POL-GT: Drei Unfallfluchten dank aufmerksamer Zeugen geklärt

Gütersloh (ots) - Schloß Holte-Stukenbrock/Steinhagen/Gütersloh/Kreis Gütersloh (CK) - Seit Jahren ist die Zahl der Unfallfluchten im Kreis Gütersloh leider sehr hoch.

Dank mehrerer aufmerksamer Zeugen konnten nun drei dieser Straftaten geklärt werden.

Am Montagnachmittag (29.12., 14.00 Uhr) beobachteten Kunden auf dem Parkplatz eines großen Lebensmittelgeschäftes an der Holter Straße in Schloß Holte-Stukenbrock, dass der Fahrer eines braunen VW Golfs beim Ausparken einen anderen Wagen beschädigte. Anschließend fuhr er davon, kehrte jedoch kurze Zeit wieder zurück auf den Parkplatz und hielt sich an anderer Stelle auf. Dabei tat er jedoch nichts, um seine Beteiligung an dem Unfall deutlich zu machen.

Die Zeugen informierten daraufhin die Polizei, die ein Ermittlungsverfahren gegen den 75-jährigen Mann aus Herne einleitete.

In Steinhagen beobachteten Zeugen am Montagnachmittag (29.12., 16.35 Uhr) einen BMW, der ebenfalls beim Ausparken ein anderes Fahrzeug beschädigte.

Die beiden Zeugen, die sich in einem anderen Auto befanden, machten die Unfallverursacherin auf den von ihr verursachten Schaden aufmerksam - diese setzte ihre Fahrt jedoch fort, ohne sich um Weiteres zu kümmern. Daraufhin informierten die Zeugen die Polizei über den Polizeiruf 110.

Auch gegen die 70-jährige BMW-Fahrerin aus Herford wurde ein Strafverfahren wegen Unfallflucht eingeleitet.

In der Moltkestraße in Gütersloh beschädigte ein BMW am Montagnachmittag (29.12., 16.30 Uhr) im Vorüberfahren den linken Außenspiegel eines dort geparkten Autos. Das bemerkte ein aufmerksamer Zeuge, der sich das Kennzeichen des flüchtigen Autos merkte und sofort die Polizei informierte.
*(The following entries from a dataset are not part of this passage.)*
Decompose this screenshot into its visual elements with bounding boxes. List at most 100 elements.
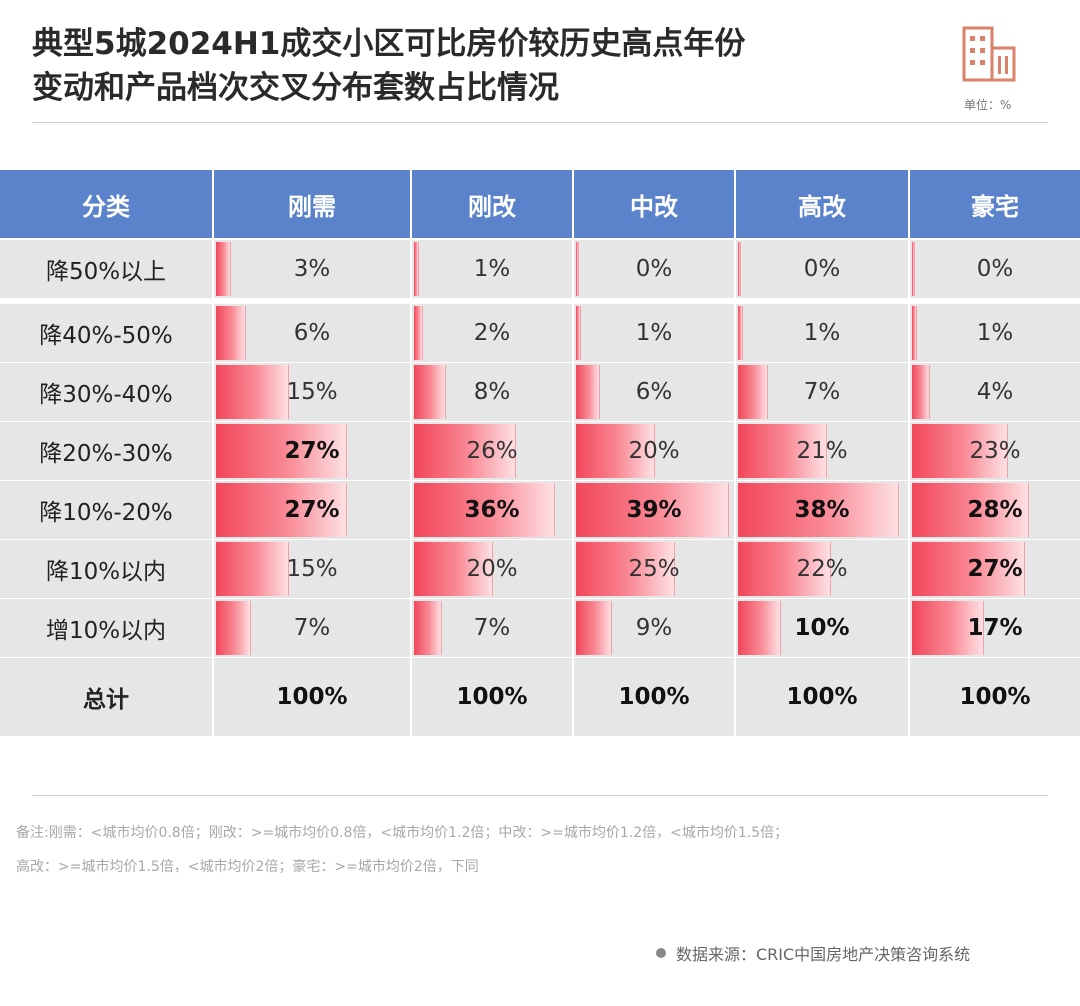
building-icon	[962, 26, 1016, 82]
data-label: 28%	[967, 497, 1023, 523]
data-bar	[912, 542, 1025, 596]
data-bar	[576, 483, 729, 537]
table-cell: 0%	[574, 240, 734, 298]
data-label: 0%	[635, 256, 673, 282]
data-label: 0%	[803, 256, 841, 282]
data-bar	[912, 306, 917, 360]
data-bar	[738, 483, 899, 537]
data-bar	[576, 601, 612, 655]
data-label: 21%	[796, 438, 848, 464]
data-label: 9%	[635, 615, 673, 641]
data-bar	[414, 365, 446, 419]
table-cell: 27%	[910, 540, 1080, 598]
data-bar	[912, 424, 1008, 478]
table-cell: 22%	[736, 540, 908, 598]
table-cell: 36%	[412, 481, 572, 539]
title-line-1: 典型5城2024H1成交小区可比房价较历史高点年份	[32, 26, 746, 62]
table-cell: 26%	[412, 422, 572, 480]
data-label: 3%	[293, 256, 331, 282]
total-value: 100%	[618, 684, 690, 710]
table-cell: 0%	[736, 240, 908, 298]
header-zhonggai: 中改	[574, 170, 734, 238]
data-label: 20%	[466, 556, 518, 582]
data-label: 4%	[976, 379, 1014, 405]
data-label: 36%	[464, 497, 520, 523]
total-label: 总计	[0, 658, 212, 736]
row-label: 降20%-30%	[0, 422, 212, 480]
note-line-1: 备注:刚需：<城市均价0.8倍；刚改：>=城市均价0.8倍，<城市均价1.2倍；…	[16, 825, 789, 841]
data-bar	[414, 242, 419, 296]
header-category: 分类	[0, 170, 212, 238]
table-cell: 1%	[412, 240, 572, 298]
row-label: 增10%以内	[0, 599, 212, 657]
row-label: 降50%以上	[0, 240, 212, 298]
table-cell: 1%	[574, 304, 734, 362]
data-label: 22%	[796, 556, 848, 582]
table-cell: 1%	[736, 304, 908, 362]
data-bar	[216, 365, 289, 419]
data-bar	[216, 424, 347, 478]
data-label: 0%	[976, 256, 1014, 282]
note-line-2: 高改：>=城市均价1.5倍，<城市均价2倍；豪宅：>=城市均价2倍，下同	[16, 859, 479, 875]
bullet-icon	[656, 948, 666, 958]
row-label: 降10%-20%	[0, 481, 212, 539]
table-cell: 20%	[574, 422, 734, 480]
data-label: 38%	[794, 497, 850, 523]
data-label: 6%	[635, 379, 673, 405]
row-label: 降30%-40%	[0, 363, 212, 421]
total-cell: 100%	[214, 658, 410, 736]
table-cell: 1%	[910, 304, 1080, 362]
table-cell: 7%	[736, 363, 908, 421]
data-bar	[576, 365, 600, 419]
data-bar	[738, 365, 768, 419]
data-label: 25%	[628, 556, 680, 582]
data-label: 1%	[473, 256, 511, 282]
header-gangai: 刚改	[412, 170, 572, 238]
data-bar	[912, 242, 915, 296]
data-bar	[216, 242, 231, 296]
table-cell: 15%	[214, 540, 410, 598]
table-cell: 10%	[736, 599, 908, 657]
data-bar	[576, 242, 579, 296]
table-cell: 27%	[214, 422, 410, 480]
data-label: 39%	[626, 497, 682, 523]
table-cell: 9%	[574, 599, 734, 657]
table-cell: 7%	[214, 599, 410, 657]
table-cell: 7%	[412, 599, 572, 657]
row-label: 降10%以内	[0, 540, 212, 598]
table-cell: 27%	[214, 481, 410, 539]
header-gaogai: 高改	[736, 170, 908, 238]
table-cell: 0%	[910, 240, 1080, 298]
data-source: 数据来源：CRIC中国房地产决策咨询系统	[656, 941, 970, 965]
data-label: 2%	[473, 320, 511, 346]
total-cell: 100%	[412, 658, 572, 736]
data-label: 1%	[976, 320, 1014, 346]
data-label: 1%	[635, 320, 673, 346]
data-bar	[576, 424, 655, 478]
data-label: 17%	[967, 615, 1023, 641]
data-label: 15%	[286, 556, 338, 582]
data-label: 7%	[473, 615, 511, 641]
total-cell: 100%	[736, 658, 908, 736]
table-cell: 39%	[574, 481, 734, 539]
data-bar	[216, 542, 289, 596]
data-bar	[414, 542, 493, 596]
data-bar	[912, 483, 1029, 537]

Auch in diesem Fall erwartet die 26-jährige Fahrerin aus Rietberg ein Strafverfahren.

Aus gegebenem Anlass macht die Polizei nochmals deutlich, dass das unerlaubte Entfernen vom Unfallort eine Straftat ist!

Wenn Sie sich nach einem solchen Missgeschick, das wirklich jedem passieren kann, von einem Unfallort entfernen, ohne die Polizei zu benachrichtigen, machen Sie sich strafbar!

Das unerlaubte Entfernen vom Unfallort ist kein Kavaliersdelikt und kann mit einer Freiheitsstrafe bis zu 3 Jahren oder mit Geldstrafe bestraft werden.

Weitaus schlimmer wiegt für viele Verkehrsteilnehmer jedoch der drohende Verlust des Führerscheins!

Die Fahrerlaubnis wird vom Gericht in der Regel dann entzogen, wenn die Schadenshöhe bei einem Verkehrsunfall bei 1000 Euro oder mehr liegt. Diese Summe ist sehr schnell erreicht und kann beispielsweise bei der Neulackierung einer Stoßstange angenommen werden.

Der Schaden, der an den zurückgelassenen Fahrzeugen entsteht, kann sich schnell auf mehrere hundert Euro belaufen, für die - sofern der Verursacher nicht ausfindig gemacht werden kann - in der Regel der Fahrzeughalter aufkommen muss.

Deshalb: Lassen Sie aus einer Unachtsamkeit keine Straftat werden und informieren Sie in einem solchen Fall stets Ihre Polizei über den Polizeiruf 110.